A marked characteristic of this form of illness is that it attacks almost every calf born in the herd, or in the building, rather, and if the calf escapes an attack in the first two or three days of its life it usually survives. Those that recover from an attack, however, are liable one or two weeks later to suffer from an infective inflammation of the lungs. The infection clings to a stable for years, in many cases rendering it impossible to preserve and raise the calves. It has frequently coincided with abortions and failures to conceive in the same herd, so that it has been thought that the same infective germ produces one type of abortion. On the other hand, the removal of the calving cow from the herd to calve in a separate building, hitherto unused and therefore uninfected, usually effects the escape and survival of the offspring.

The disease has been traced by Nocard and Lignières to a small bacillus having the general characters of those that produce hemorrhagic septicemia, which is usually combined with a variety of others, but is in some cases alone and in pure culture, especially in the joints. The theory of Lignières is that this bacillus is the primary offender, and that once introduced it so depresses the vital powers of the system and tissue cells that the healthy resistance to other bacteria is impaired or suspended, and hence the general and deadly invasion of the latter.

Inoculations with this bacillus killed guinea pigs or rabbits in 6 to 18 hours, and calves in 30 hours, with symptoms and lesions of hemorrhagic septicemia, including profuse fetid diarrhea.

The predominance of the early and deadly lesions in the alimentary tract would seem to imply infection through the feed, and the promptitude of the attack after birth, together with the frequent coincidence of contagious abortion in the herd, suggest the presence of the germ in the cow; yet the escape of the calf when the cow calves in a fresh building is equally suggestive of the infection through germs laid up in the building. This conclusion is further sustained by the observation that the bacillus evidently enters by the raw, unhealed navel, that it is diffused in the blood, and that a very careful preservation of the navel against infection gives immunity from attack.

Prevention.—The disease is so certainly and speedily fatal that it is hopeless to expect recovery, and therefore prevention is the rational resort.

When a herd is small, the removal of the dam to a clean, unused stable a few days before calving and her retention there for a week usually succeeds. It is in the large herd that the disease is mainly to be dreaded, however, and in this it is impossible to furnish new and pure stables for each successive group of two or three calving cows. The thorough disinfection of the general stable ought to succeed, yet I have seen the cleanest and purest stable repeatedly disinfected with corrosive sublimate without stopping the malady. It would appear as if the germ lodged on the surface or in the bowels of the cow and tided the infection over the period of stable disinfection. Though insufficient of themselves, the supply of separate calving boxes and the frequent thorough cleaning and disinfection of both these and the stables should not be neglected. The most important measure, however, is the disinfection of the navel.

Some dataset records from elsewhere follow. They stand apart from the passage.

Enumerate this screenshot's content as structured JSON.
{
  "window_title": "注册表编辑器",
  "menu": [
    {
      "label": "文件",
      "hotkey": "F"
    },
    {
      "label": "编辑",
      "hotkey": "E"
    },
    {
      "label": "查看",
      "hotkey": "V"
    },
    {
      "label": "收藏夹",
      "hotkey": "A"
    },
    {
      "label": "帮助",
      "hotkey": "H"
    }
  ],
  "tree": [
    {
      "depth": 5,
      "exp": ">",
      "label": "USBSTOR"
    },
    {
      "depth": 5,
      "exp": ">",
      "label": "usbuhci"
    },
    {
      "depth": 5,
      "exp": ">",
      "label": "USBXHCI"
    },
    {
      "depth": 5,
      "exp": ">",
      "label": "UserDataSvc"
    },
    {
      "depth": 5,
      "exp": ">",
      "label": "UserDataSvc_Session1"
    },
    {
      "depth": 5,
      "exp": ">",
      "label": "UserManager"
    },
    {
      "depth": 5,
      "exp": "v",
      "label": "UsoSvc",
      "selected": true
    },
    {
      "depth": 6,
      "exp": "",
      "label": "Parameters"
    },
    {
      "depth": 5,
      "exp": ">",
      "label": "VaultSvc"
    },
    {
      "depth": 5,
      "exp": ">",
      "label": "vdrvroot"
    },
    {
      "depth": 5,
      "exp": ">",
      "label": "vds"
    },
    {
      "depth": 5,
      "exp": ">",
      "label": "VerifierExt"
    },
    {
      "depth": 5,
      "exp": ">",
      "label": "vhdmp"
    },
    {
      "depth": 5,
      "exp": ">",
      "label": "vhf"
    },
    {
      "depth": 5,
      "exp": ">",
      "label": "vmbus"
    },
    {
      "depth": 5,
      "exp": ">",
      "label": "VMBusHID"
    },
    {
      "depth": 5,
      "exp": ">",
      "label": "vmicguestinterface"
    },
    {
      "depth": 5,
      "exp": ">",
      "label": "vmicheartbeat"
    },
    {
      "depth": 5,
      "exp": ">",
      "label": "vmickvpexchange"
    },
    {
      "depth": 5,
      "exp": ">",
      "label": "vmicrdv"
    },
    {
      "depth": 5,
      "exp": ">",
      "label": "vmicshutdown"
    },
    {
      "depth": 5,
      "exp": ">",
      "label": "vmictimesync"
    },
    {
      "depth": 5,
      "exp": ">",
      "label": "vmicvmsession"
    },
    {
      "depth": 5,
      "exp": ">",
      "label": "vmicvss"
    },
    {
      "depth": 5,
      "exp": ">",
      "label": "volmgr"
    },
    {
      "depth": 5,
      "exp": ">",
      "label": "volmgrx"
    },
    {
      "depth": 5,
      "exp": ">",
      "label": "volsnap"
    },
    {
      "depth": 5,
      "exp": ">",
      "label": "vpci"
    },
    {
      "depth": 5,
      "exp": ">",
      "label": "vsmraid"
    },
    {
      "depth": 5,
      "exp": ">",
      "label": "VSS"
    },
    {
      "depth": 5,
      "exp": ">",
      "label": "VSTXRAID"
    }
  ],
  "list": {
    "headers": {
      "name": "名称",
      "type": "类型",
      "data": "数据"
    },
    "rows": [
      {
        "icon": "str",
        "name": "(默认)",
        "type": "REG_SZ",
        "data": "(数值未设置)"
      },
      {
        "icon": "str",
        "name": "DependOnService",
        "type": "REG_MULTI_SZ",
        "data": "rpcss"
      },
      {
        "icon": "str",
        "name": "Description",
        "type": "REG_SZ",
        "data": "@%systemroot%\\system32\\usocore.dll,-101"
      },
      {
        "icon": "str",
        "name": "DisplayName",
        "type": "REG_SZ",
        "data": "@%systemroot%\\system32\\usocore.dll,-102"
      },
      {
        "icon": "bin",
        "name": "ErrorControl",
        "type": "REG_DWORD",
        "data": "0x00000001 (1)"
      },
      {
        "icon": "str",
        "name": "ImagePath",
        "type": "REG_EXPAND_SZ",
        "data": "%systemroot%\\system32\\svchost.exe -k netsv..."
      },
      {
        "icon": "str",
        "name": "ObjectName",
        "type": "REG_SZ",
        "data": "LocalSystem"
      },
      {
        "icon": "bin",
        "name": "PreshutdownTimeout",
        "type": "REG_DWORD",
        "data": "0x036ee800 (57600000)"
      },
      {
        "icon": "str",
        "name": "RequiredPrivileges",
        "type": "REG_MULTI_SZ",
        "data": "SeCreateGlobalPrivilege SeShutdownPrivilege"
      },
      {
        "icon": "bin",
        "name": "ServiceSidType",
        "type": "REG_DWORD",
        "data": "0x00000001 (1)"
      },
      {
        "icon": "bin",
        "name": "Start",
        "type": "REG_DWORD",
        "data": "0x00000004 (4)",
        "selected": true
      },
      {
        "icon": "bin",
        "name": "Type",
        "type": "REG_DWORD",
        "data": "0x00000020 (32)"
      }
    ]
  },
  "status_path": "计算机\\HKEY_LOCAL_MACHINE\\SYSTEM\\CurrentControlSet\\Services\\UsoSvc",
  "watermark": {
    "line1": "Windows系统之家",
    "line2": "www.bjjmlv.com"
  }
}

The cow should be furnished with abundance of dry, clean bedding, sprinkled with a solution of carbolic acid. As soon as calving sets in the tail and hips and anus and vulva should be sponged with a carbolic-acid solution (one-half ounce to the quart), and the vagina injected with a weaker solution (2 drams to the quart). Fresh carbolized bedding should be constantly supplied, so that the calf may be dropped on that and not on soaked litter nor manure. The navel string should be at once tied with a cord that has been taken from a strong solution of carbolic acid. The stump of the cord and the adjacent skin should then be washed with the following solution: Iodin, one-half dram; iodid of potassium, one-half dram; water, 1 quart. When dry it may be covered with a coating of collodion or tar, each containing 1 per cent of iodin.

Whenever a calf shows any sign of scouring it should be instantly removed to another pen and building, and the vacated one should be thoroughly cleaned and disinfected. Different attendants should take care of the sound calves and the infected ones, and all utensils, litter, etc., kept scrupulously apart.